EuGH-Urteil zum Auskunftsanspruch nach der DSGVO

Der Europäische Gerichtshof (EuGH) hat seinen Sitz in Luxemburg.

(Foto: Arne Immanuel Bänsch/dpa)

Die Regeln zur Ernennung neuer Richter in Polen könnten gegen EU-weites Recht verstoßen. So lautet das Urteil des Europäischen Gerichtshofs.

Der Europäische Gerichtshof (EuGH) hält es für möglich, dass Regelungen zur Besetzung von Richterstellen in Polen, die die von der konservativen PiS-Partei geführte Regierung eingeführt hat, gegen Europarecht verstoßen. Der EuGH wies in seinem Urteil darauf hin, dass die Justiz unabhängig und unparteilich sein müsse.
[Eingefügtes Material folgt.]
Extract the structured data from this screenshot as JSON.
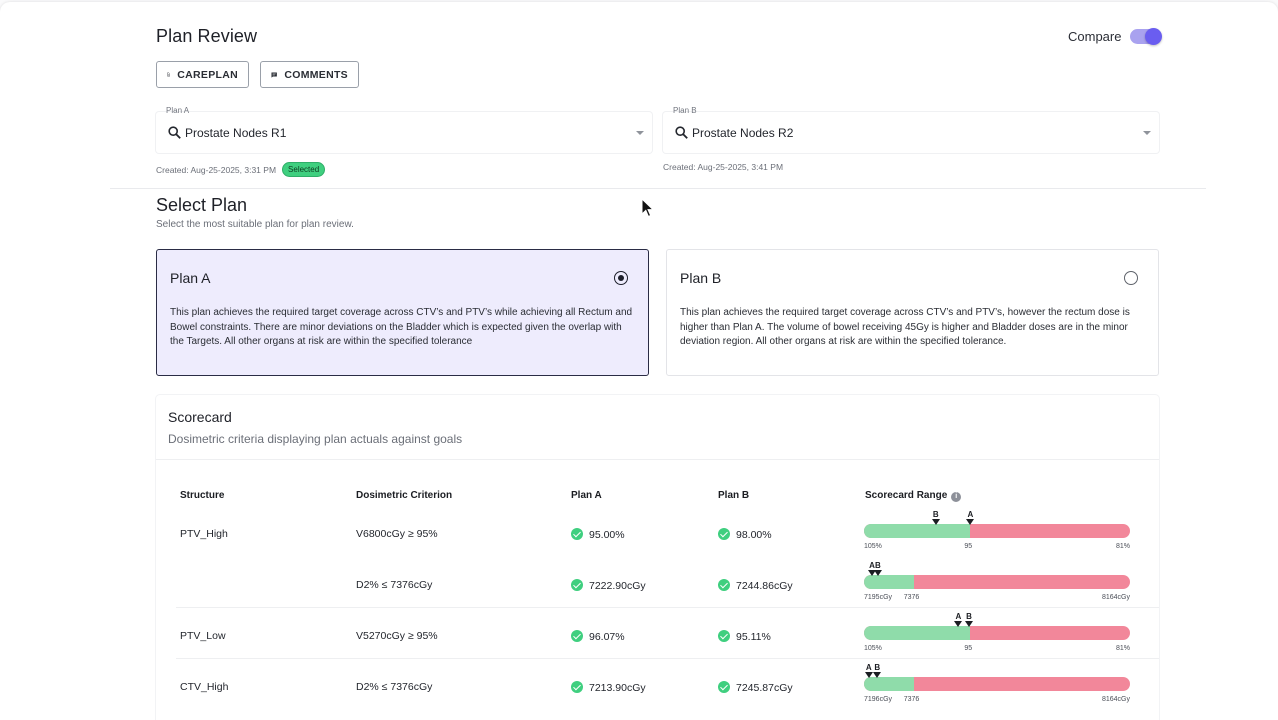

Ein polnisches Gericht muss das komplizierte Verfahren nun abschließen und laut EuGH gegebenenfalls polnische Regelungen unangewendet lassen, da das EU-Recht Vorrang habe.

Hintergrund des Verfahrens ist die Ablehnung von fünf Bewerbern für Richterstellen am polnischen Obersten Gericht durch den polnischen Landesjustizrat. Dagegen wehrten sich die Bewerber vor dem Obersten Verwaltungsgericht. Dieses wollte vom Europäischen Gerichtshof (EuGH) wissen, ob die neue polnische Regelung über Rechtsbehelfe mit EU-Recht vereinbar ist. In der Zwischenzeit wurde laut EuGH in Polen noch eine weitere Neuerung verabschiedet, die die Möglichkeit solcher Beschwerden beziehungsweise die Zuständigkeit des Verwaltungsgerichts aufheben würde.
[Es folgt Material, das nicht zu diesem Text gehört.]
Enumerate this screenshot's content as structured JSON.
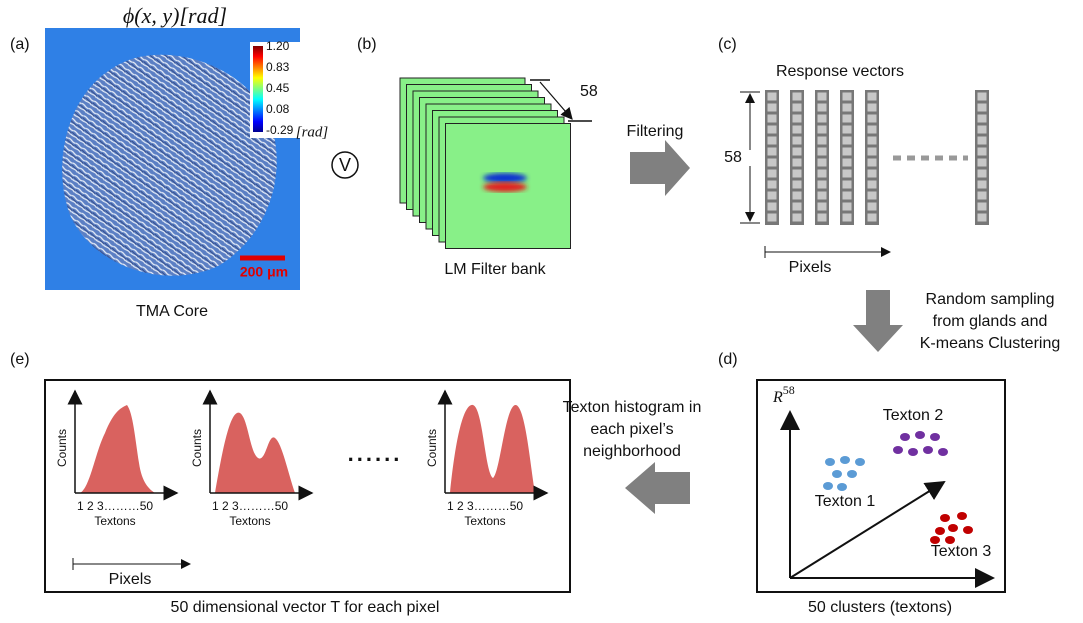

Der EuGH entschied nun, wie das gängig ist, nicht den Fall selbst. Vielmehr gab er dem polnischen Verwaltungsgericht aus dem EU-Recht Kriterien für dessen Entscheidung an die Hand. Ein entscheidendes Kriterium ist, ob die Regelungen zur Besetzung des Obersten Gerichts bei den Bürgern "berechtigte Zweifel" an der Unabhängigkeit der ernannten Richter hervorrufen könnten. Ein weiteres Kriterium ist die unter bestimmten Umständen notwendig werdende Möglichkeit eines gerichtlichen Rechtsbehelfs für die unberücksichtigten potenziellen Kandidaten.

Ungeachtet internationaler Kritik baut die nationalkonservative PiS-Regierung Polens Justizwesen seit Jahren um und setzt Richter damit unter Druck. Die Reformen landeten schon mehrfach vor dem Europäischen Gerichtshof.
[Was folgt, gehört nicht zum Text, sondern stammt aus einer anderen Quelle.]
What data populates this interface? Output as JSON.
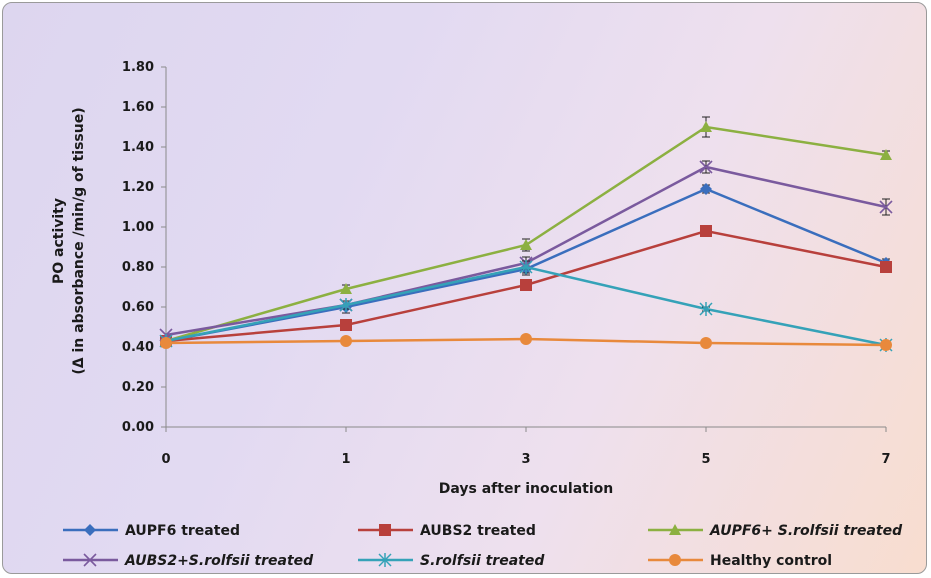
{
  "chart_data": {
    "type": "line",
    "xlabel": "Days after  inoculation",
    "ylabel_line1": "PO activity",
    "ylabel_line2": "(Δ in absorbance /min/g of tissue)",
    "categories": [
      "0",
      "1",
      "3",
      "5",
      "7"
    ],
    "y_ticks": [
      "0.00",
      "0.20",
      "0.40",
      "0.60",
      "0.80",
      "1.00",
      "1.20",
      "1.40",
      "1.60",
      "1.80"
    ],
    "ylim": [
      0,
      1.8
    ],
    "grid": false,
    "legend_position": "bottom",
    "series": [
      {
        "name": "AUPF6 treated",
        "values": [
          0.43,
          0.6,
          0.79,
          1.19,
          0.82
        ],
        "errors": [
          0.0,
          0.03,
          0.03,
          0.02,
          0.02
        ],
        "color": "#3a6ebd",
        "marker": "diamond",
        "italic": false
      },
      {
        "name": "AUBS2 treated",
        "values": [
          0.43,
          0.51,
          0.71,
          0.98,
          0.8
        ],
        "errors": [
          0.0,
          0.02,
          0.02,
          0.01,
          0.02
        ],
        "color": "#b8403c",
        "marker": "square",
        "italic": false
      },
      {
        "name": "AUPF6+ S.rolfsii treated",
        "values": [
          0.43,
          0.69,
          0.91,
          1.5,
          1.36
        ],
        "errors": [
          0.0,
          0.02,
          0.03,
          0.05,
          0.02
        ],
        "color": "#8cb041",
        "marker": "triangle",
        "italic": true
      },
      {
        "name": "AUBS2+S.rolfsii treated",
        "values": [
          0.46,
          0.61,
          0.82,
          1.3,
          1.1
        ],
        "errors": [
          0.0,
          0.02,
          0.03,
          0.03,
          0.04
        ],
        "color": "#7a5a9e",
        "marker": "x",
        "italic": true
      },
      {
        "name": "S.rolfsii treated",
        "values": [
          0.43,
          0.61,
          0.8,
          0.59,
          0.41
        ],
        "errors": [
          0.0,
          0.02,
          0.03,
          0.01,
          0.01
        ],
        "color": "#35a2b8",
        "marker": "star",
        "italic": true
      },
      {
        "name": "Healthy control",
        "values": [
          0.42,
          0.43,
          0.44,
          0.42,
          0.41
        ],
        "errors": [
          0.0,
          0.0,
          0.0,
          0.0,
          0.0
        ],
        "color": "#e8893c",
        "marker": "circle",
        "italic": false
      }
    ]
  }
}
Die polnische Regierung musste 2020 eine Niederlage einstecken

Im April vergangenen Jahres erlitt die polnische Regierung eine Niederlage vor dem EuGH. Die Richter gaben damals einem Antrag der EU-Kommission auf einstweilige Verfügung statt, wonach die Anwendung eines Gesetzes zur Disziplinierung von Richtern ausgesetzt werden muss.

Hintergrund sind die 2017 eingeführten Regelungen für Disziplinarverfahren gegen Richter. Ende März 2020 hatte der EuGH erklärt, aus formellen Gründen nicht über die polnischen Disziplinarverfahren selbst zu entscheiden.

Wegen der Disziplinarkammer hatte die Behörde im Januar eine einstweilige Verfügung beim EuGH eingereicht - und bekam nun recht. Die Kammer ist ein Schlüsselelement der PiS-Reformen. Das Gremium nahm im Herbst 2018 seine Arbeit auf. Es ist zum Großteil mit Juristen und ehemaligen Staatsanwälten aus der Umgebung von Justizminister Ziobro besetzt.